The project will be the first installation of the ABMet technology in Canada
Anglo American has selected GE’s Advanced Biological Metals Removal Process (ABMet) technology to remove nitrate and selenium from wastewater discharge at its Peace River Coal Trend Mine in Tumbler Ridge, British Columbia, Canada. The project will represent the first installation of ABMet in Canada.
The coal mine has been operating since 2006, and new regulations prompted Anglo American to build a new wastewater treatment plant to remove nitrate and selenium in the wastewater. Currently under construction, the new facility is turnkey, providing a flexible solution for heavy metal removal. By using GE’s ABMet technology, Anglo American will meet British Columbia’s stringent standards for selenium and nutrient discharge limits.
ABMet is a patented biological water treatment system that uses naturally occurring microbes to reduce the amounts of selenium and other metals that can escape in discharge waters from coal mines and power plants. GE’s ABMet process involves running wastewater through a biologically active filter, which is “seeded” with naturally occurring microbes that target selenium and other potentially toxic metals. The technology enables the metal to be captured and removed from the wastewater stream.

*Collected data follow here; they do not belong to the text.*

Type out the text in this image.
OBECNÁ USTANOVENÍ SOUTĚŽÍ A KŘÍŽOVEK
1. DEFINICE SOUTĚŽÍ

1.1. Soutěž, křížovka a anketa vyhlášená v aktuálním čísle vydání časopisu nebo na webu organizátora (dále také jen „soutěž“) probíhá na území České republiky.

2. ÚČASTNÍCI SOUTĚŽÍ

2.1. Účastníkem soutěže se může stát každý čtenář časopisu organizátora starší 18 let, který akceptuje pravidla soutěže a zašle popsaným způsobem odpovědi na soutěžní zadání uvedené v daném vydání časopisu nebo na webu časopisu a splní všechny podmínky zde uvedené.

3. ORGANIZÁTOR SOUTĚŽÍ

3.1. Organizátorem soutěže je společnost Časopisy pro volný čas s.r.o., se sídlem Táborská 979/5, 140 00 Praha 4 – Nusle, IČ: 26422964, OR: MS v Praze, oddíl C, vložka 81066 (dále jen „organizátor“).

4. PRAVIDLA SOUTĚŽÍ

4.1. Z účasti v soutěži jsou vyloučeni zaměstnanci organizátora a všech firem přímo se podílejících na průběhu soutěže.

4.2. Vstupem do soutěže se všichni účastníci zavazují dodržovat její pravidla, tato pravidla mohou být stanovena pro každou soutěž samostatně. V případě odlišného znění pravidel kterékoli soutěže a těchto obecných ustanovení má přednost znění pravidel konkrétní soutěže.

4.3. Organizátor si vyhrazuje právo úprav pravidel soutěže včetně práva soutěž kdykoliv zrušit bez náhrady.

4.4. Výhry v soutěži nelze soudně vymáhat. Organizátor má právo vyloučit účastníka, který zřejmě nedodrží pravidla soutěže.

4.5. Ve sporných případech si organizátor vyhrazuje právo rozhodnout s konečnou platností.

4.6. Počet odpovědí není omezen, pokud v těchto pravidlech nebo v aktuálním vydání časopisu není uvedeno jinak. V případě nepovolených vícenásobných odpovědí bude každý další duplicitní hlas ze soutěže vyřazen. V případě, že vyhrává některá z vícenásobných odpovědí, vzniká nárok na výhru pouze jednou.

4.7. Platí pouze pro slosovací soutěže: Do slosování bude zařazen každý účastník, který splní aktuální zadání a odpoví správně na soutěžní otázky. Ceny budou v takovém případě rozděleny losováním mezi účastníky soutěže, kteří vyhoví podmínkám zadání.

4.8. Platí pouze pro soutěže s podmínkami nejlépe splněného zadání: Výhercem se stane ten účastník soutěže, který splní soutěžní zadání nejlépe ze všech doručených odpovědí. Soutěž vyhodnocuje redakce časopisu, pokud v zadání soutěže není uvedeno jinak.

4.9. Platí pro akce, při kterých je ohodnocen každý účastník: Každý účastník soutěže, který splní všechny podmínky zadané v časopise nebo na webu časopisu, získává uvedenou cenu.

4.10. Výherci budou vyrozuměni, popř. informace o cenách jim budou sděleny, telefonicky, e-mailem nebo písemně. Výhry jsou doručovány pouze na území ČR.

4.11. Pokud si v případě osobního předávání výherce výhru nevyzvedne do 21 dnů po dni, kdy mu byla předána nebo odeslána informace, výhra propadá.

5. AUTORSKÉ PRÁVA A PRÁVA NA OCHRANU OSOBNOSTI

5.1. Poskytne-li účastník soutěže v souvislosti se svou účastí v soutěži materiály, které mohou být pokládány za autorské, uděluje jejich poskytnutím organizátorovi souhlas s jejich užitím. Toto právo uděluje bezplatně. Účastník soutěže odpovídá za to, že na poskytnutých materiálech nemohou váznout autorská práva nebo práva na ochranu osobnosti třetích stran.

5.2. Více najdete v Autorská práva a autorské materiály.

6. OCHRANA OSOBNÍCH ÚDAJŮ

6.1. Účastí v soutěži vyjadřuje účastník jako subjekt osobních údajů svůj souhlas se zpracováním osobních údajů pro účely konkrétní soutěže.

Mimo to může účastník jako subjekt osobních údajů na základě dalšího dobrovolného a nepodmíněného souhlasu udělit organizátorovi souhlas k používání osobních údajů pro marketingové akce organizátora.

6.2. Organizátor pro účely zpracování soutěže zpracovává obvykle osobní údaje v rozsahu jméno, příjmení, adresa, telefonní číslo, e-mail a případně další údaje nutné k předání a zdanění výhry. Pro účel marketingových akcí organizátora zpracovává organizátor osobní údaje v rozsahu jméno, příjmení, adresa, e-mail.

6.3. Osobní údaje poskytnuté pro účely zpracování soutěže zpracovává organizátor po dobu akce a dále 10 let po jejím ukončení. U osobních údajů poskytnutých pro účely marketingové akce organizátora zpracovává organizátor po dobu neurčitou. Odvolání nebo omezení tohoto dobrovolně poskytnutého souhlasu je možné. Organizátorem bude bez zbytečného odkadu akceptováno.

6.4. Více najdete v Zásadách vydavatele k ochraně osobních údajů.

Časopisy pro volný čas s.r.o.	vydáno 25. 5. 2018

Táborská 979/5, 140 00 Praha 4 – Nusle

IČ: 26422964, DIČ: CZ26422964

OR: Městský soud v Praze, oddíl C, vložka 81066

“Before selecting GE’s ABMet technology for our new wastewater treatment plant, we commissioned a pilot study and competitive tender with multiple vendors. Ultimately, GE presented a turnkey water treatment solution allowing us to achieve compliance with nitrate and selenium discharge limits,” said Brendan Crisp, specialist project engineer at Anglo American’s Peace River operations. “It also will be used as a demonstration plant to assess performance and develop the criteria for additional wastewater treatment plants at our operations.”
The new wastewater treatment plant has been designed to treat 24 L/s (380 gal per minute) of flow and to meet nitrate and selenium effluent targets. The targets will reduce nitrates from 85 mg/L to 3 mg/L and selenium from 130 µg/L to 5 µg/L. The system is designed to achieve these limits at water temperatures of 4.4°C (39.9°F) and warmer without the need for any post treatment.
GE worked in cooperation with Stantec for construction and engineering on the project. The wastewater treatment plant is expected to enter commercial operation in the summer of 2014.